The Ladakh administration has done away with the Inner Line Permit for Indian nationals and local residents visiting all notified protected areas of Ladakh because ILP has “lost its relevance”, Mehboob Ali, secretary for tourism and culture in Ladakh told TOI on Thursday on the sidelines of a three-day event by the Union Tourism ministry, to promote Ladakh as a preferred tourism destination.
An Inner Line Permit was a document both domestic and foreign tourists needed to obtain for visiting popular tourists areas like the Nubra valley, Khardung La, Pangong Tso, Tso Moriri, Dah and Hanu Villages, Man, Merak, Nyoma, Loma Bend, Turtuk, and Chushul. The UT did away with the ILP earlier this month.

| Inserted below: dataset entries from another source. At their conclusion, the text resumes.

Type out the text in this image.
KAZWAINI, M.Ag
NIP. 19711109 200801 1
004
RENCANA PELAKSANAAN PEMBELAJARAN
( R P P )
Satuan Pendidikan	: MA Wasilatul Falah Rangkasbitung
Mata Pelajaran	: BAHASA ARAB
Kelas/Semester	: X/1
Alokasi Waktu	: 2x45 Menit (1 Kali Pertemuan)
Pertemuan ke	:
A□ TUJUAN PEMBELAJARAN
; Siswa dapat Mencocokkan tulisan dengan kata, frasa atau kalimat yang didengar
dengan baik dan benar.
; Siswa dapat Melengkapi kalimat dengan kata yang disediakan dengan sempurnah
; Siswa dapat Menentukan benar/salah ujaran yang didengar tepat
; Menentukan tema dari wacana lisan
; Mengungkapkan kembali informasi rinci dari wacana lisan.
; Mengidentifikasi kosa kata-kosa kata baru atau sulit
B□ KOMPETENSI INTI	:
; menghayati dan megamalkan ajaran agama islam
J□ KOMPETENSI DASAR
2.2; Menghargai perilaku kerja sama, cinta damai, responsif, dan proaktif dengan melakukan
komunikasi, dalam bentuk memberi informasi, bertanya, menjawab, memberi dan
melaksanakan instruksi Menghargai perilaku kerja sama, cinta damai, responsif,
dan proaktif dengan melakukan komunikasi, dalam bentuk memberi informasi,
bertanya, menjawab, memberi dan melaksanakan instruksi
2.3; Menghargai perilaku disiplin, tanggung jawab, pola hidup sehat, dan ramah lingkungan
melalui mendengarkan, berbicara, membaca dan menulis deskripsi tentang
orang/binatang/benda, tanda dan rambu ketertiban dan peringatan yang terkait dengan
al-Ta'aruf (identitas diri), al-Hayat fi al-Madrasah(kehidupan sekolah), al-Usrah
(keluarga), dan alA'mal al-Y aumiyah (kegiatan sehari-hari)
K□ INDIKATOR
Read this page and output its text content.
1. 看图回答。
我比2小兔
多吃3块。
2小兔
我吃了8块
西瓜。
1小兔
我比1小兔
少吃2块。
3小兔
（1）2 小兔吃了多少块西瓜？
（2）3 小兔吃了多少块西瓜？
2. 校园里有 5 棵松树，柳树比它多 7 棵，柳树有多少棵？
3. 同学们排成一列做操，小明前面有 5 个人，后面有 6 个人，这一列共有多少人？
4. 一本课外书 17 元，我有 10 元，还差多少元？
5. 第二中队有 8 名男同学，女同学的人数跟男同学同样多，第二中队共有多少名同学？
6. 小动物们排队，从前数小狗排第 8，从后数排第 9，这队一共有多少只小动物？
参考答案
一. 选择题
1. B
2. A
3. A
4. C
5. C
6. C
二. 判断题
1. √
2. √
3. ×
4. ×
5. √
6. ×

Foreign tourists will still need to apply for an inner line permit to visit the protected areas. However, the validity of their ILP has been extended to 15 days from the seven days period earlier.
“With the opening up of domestic tourism in Ladakh, we found there is hardly any need for an ILP because it was creating a lot of logistical problems for tourists. That is why, after consulting with all stakeholders and realising it has lost its relevance, we did away with ILP. But tourists must still pay an environment fee online or in cash. There have been restrictions on visiting border areas, but slowly, these too will be lifted except in areas with border problems,” Ali said.
Speaking at the event, Union tourism and culture minister G Kishen Reddy said his ministry will spend 50,000 crore in developing infrastructure in Ladakh sustainably.
Lieutenant Governor RK Mathur, on the other hand, emphasised the need to promote winter, science-based and pastoral tourism in Ladakh. “The presence of heritage sites per square kilometre in Ladakh is higher than anywhere else in the country,” Mathur said, emphasising the cultural, topographical and geological uniqueness of the region.
Mathur also said Raksha Mantri Rajnath Singh will inaugurate on November 18 this year, a war memorial at Rezang La, where an epic heroic battle was fought during the Indo-China war of 1962.
Laying great emphasis on sustainable and responsible tourism, the Ladakh administration also announced on Thursday that no new projects will be approved in the UT if they do not comply with the principle of carbon neutrality, as prescribed by Prime minister Narendra Modi, adding that Ladakh has set itself a target of achieving carbon neutrality by 2025.